Now flip back to Proverbs. There’s a growing movement encouraging women to aspire to be the “Proverbs 31 Woman,” or “Wife of Noble Character.” She is in charge of the family’s finances and investments. She works. She “sees that her trading is profitable” (read: she haggles, and she’s good at it). And, my favorite: “When it snows, she has no fear for her household; for all of them are clothed in scarlet.” (Or, go ahead and bring on that proverbial (no pun intended) storm: there’s a big ol’ red flag telling you to keep away from her kids, her husband, and her staff, or you are going to answer to her, because she “watches over the affairs of her household…”and she will “laugh at the days to come.”[NIV]) But let’s not forget that the same proverb stresses that she must also be humble – none of it is any good, if you can’t be Good while doing it. So go ahead and rule your world, but remember to be Thankful that you can.

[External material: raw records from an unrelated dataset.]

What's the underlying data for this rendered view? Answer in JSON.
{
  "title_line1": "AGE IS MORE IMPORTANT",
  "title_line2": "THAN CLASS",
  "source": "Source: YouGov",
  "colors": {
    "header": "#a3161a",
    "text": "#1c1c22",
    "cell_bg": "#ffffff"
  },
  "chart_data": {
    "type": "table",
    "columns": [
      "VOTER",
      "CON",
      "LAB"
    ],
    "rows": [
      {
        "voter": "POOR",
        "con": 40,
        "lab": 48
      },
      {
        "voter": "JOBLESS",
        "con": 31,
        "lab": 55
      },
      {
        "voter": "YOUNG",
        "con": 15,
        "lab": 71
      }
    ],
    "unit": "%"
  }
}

We see that drive to compete everywhere. I’ve observed that if I’d known that Junior High were such a good example of Real Life, I’d have paid more attention. Whenever you get groups of women together, there is eventually going to be some friction (read: catfights). We’re probably going to complain about each other, too. But that doesn’t necessarily mean we dislike or don’t respect each other. Sure, I kvetch from time to time, about some of the women I regularly interact with. We all do things differently, and part of that competitive drive is wanting to defend the way you do things. But I can probably count on one hand, the number of people I truly dislike.

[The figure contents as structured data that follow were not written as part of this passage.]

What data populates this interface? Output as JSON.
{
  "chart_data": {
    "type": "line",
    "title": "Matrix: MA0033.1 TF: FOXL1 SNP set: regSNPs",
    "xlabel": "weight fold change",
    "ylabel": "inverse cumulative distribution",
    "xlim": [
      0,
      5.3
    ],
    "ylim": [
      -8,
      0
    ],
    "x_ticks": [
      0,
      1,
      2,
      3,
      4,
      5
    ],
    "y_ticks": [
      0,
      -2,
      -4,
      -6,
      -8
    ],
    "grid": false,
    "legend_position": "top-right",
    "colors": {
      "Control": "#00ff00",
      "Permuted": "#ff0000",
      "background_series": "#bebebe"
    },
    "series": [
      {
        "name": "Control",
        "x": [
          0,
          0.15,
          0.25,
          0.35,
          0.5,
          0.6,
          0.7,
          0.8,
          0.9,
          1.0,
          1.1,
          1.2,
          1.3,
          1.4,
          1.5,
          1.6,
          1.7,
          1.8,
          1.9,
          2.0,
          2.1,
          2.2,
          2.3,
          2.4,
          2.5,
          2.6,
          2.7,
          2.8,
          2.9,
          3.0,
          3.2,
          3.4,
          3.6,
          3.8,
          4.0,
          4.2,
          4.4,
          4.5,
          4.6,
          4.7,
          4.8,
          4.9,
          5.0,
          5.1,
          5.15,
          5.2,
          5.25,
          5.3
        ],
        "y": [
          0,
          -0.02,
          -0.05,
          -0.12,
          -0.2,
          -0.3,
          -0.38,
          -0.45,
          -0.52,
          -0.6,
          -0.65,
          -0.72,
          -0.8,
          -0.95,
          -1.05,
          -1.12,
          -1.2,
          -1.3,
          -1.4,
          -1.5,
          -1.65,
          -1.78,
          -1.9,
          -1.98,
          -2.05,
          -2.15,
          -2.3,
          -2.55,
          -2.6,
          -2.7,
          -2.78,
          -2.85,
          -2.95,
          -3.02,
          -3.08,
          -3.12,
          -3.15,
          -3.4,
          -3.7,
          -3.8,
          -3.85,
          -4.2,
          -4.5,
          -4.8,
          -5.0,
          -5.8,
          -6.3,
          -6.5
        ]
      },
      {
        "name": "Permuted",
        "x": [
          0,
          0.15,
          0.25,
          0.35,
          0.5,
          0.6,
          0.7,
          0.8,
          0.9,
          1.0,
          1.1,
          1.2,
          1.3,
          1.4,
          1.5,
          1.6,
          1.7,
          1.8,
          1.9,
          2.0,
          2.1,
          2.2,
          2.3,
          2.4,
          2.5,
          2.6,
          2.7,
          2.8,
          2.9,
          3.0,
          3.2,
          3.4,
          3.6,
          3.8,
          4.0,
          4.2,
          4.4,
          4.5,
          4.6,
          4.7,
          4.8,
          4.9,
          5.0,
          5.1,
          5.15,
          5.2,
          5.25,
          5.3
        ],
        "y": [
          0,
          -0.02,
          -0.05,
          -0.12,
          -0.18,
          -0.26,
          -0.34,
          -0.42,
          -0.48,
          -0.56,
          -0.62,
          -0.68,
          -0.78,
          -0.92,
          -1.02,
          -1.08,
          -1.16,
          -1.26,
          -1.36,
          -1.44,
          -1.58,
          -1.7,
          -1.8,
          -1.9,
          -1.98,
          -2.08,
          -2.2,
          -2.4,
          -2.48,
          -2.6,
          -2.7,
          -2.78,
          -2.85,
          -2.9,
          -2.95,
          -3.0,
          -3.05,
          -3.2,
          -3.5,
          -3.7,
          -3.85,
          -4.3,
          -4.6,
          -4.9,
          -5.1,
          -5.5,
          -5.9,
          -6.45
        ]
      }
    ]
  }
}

So, how do I teach all this to my kids?
There’s a strong alpha tendency in my oldest daughter. Right now, she wants to be in charge all the time. And I don’t know how to help her learn that there is a time and place for that. It’s a lesson that she’s having a hard time with, and it’s starting to affect her school work and her social life.
This is a lesson that’s important socially and professionally: giving up a little bit of control means team collaboration, new ideas, compromise, and an ability to delegate. Our lives are happier when we don’t have to be in charge all the time. Not only that, there are some things you can’t be in charge of. Other people’s schedules. Supply chains. Weather. Linear time. Et cetera.

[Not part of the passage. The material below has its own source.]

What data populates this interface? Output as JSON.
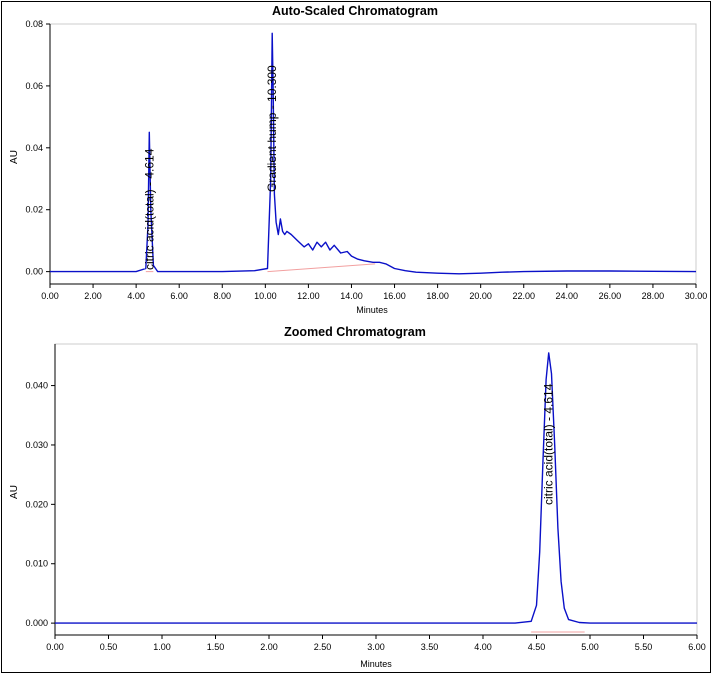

The thing is, in our insular little home worlds, it is possible to control so much, that from a kid’s point of view, it’s easy to see how that expectation develops. Video on demand (you can even fast-forward through the commercials!). What time things happen. What food is in the pantry, what clothes are clean, what games to own and play. Infinite musical selections on the internet. Add in that I’ve been a little bit of a pushover when it comes to eating habits, and I’m afraid it’s been a recipe for trouble.
Invite a friend over, though. We only have enough for one serving of goldfish crackers, so the two of you will have to have popcorn for your snack instead. Your friend would rather not play Trouble – can we play Monopoly or Clue? Your friend’s mom is picking her up at 5, so you can’t start a movie at 4:30. That all involves giving up a little bit. The big question: is it worth it? Is it worth giving up being completely in charge, to see your friend?
How important is it, really, to be in control all the time?
Back to my assertion that the difference between being a strong woman and being a “bitch” comes down to how you do it. Demanding 100% control, 100% of the time, is not doing it right, I think.
I think this is going to be a tough lesson to learn. But then, it’s a tough one for us adults sometimes, too.